Mission: Impossible – Ghost Protocol – Review

Worth seeing: if you want to see animator Brad Bird directing the world's shortest star on the world's tallest building in a thrilling action film with a silly plot
Director:Brad Bird
Featuring:Tom Cruise, Jeremy Renner, Josh Holloway, Léa Seydoux, Michael Nyqvist, Paula Patton, Samuli Edelmann, Simon Pegg, Tom Wilkinson, Ving Rhames
Length:133 minutes
Certificate:12A
Country:US
Released:26th December 2011

WHAT’S IT ABOUT?

Ethan Hunt (Tom Cruise) breaks out of a tough Russian jail with a fellow inmate, with the help of his highly trained and well-equipped assistants, gadget-geek Benji (Simon Pegg) and Jane (Paula Patton).

Ethan had got himself incarcerated to try to get intelligence about an attempt to steal Russia’s nuclear release codes and now that he’s out, his team of agents has to catch the mastermind behind the plot, to prevent nuclear war breaking out.

Disguised as senior Russian military figures, Ethan and Benji sneak into the Kremlin, but before they find what they need, the mastermind blows up a wing of the building; America is accused of launching an attack at the heart of Russian political power, provoking a nuclear war.

To prevent an imminent conflict, the US government cuts off funding to Ethan’s Impossible Missions Force, so his team is cut loose – but not before the arrival of a new analyst, Brandt (Jeremy Renner).

The mission that Ethan chooses to accept is, of course, deadly, with their lives – and those of most of the world – hanging in the balance, as the team takes a world tour – meeting arms dealers and trained assassins, visiting an Indian billionaire’s palace and the tallest building in the world in Dubai, riding in high-tech trains and concept cars, using gadgets that would make James Bond wet his pants with excitement.

WHAT’S IT LIKE?

The plot is a bit twisted and not entirely convincing, but this film is not about the plot.

It’s about spectacle and with one of the world’s biggest (although smallest) stars climbing around outside at the top of Dubai’s Burj Khalifa sky-scraper, many of the action sequences are simply breathtaking – heart-stopping, even – particularly when you remember that Tom Cruise likes to do his own stunts.

A foreshadowed sand storm can be seen in the distance, which doesn’t reach the protagonists until the story requires its arrival, but again – who’s worried about a corny plot point when the resulting chase scene is so exciting?

As if to announce to viewers that they’re not that bothered about how seriously we take the plot anyway, the film-makers are clear from the start that the antagonists are trying to provoke a nuclear war between the US and Russia – almost quaintly passé.

With the battle raging between film-makers trying to push either 3D or Imax to the fore, this joins Christopher Nolan’s Batman firmly in the Imax camp, ensuring that the bigger-screen format truly engulfs and overwhelms its audience.

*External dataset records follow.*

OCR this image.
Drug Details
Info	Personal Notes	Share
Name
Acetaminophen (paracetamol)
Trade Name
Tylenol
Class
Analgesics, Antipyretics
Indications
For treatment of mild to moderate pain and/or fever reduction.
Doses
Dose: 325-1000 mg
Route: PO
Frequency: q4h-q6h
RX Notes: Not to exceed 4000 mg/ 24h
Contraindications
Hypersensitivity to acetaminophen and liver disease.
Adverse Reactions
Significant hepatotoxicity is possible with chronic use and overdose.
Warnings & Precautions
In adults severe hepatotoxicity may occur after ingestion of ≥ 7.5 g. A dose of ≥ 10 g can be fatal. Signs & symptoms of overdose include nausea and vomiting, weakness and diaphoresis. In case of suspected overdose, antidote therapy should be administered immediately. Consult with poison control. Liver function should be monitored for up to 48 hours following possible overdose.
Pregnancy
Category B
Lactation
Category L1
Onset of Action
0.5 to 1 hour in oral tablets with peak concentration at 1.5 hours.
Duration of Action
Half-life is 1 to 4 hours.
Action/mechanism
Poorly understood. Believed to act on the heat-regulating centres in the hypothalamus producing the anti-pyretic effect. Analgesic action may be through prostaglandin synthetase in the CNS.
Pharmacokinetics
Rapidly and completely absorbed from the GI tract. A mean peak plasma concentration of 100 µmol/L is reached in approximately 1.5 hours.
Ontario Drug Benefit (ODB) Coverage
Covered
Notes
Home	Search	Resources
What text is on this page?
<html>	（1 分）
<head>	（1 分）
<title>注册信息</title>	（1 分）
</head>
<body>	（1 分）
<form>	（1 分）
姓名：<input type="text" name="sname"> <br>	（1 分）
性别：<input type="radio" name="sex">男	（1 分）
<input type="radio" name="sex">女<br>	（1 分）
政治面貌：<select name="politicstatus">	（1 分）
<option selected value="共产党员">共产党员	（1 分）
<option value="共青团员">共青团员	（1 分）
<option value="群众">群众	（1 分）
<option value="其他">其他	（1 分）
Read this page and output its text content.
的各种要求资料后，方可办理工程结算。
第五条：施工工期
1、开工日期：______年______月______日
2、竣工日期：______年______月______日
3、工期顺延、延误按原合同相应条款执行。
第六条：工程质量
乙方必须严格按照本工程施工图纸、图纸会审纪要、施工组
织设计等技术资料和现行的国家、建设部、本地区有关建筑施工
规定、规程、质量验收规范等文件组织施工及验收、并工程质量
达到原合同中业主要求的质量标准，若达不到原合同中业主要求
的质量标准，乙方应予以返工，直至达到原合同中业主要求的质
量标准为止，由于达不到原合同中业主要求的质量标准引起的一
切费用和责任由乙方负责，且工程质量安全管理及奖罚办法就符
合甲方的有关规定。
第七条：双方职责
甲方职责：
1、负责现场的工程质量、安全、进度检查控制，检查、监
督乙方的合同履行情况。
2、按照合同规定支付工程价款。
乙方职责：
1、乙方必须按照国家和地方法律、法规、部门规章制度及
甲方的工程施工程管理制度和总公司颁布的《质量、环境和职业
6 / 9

With both films coming from the Warner Brothers stable, a trailer for Nolan’s Dark Knight Rises even accompanies this film.

Brad Bird – a director who’s brought us some spectacular sequences in his previous animated features, such as The Incredibles – turns an assured hand to real-life subjects and objects in his live action directorial debut. And significantly, he makes effective use of the extra content that Imax allows him.

Pretty much the first credit to appear is “A Tom Cruise Production” as the diminutive star’s new production company is born with a bang. There’s no pretending that this is anything other than a Tom Cruise vehicle; the producer and star plays the straight action hero, while most of the rest of the cast – on both sides of his struggle – are more functional cogs in his narrative machine than emotional characters; in fact, perhaps the weakest part of the film is some exposition involving the back-story at the end – an attempt, perhaps, to give them some depth, but completely unnecessary, since the journey is over by then anyway.

Mission: Impossible – Ghost Protocol is a big film – as big as the Imax screen that struggles to contain its visual ambition.

It’s silly, but tremendous fun and most importantly, it doesn’t take itself too seriously or try to be something it’s not. It sets out to thrill and entertain – an impossible mission in this day an age, perhaps, but Bird, Cruise and co accept it – and complete it – with bells on.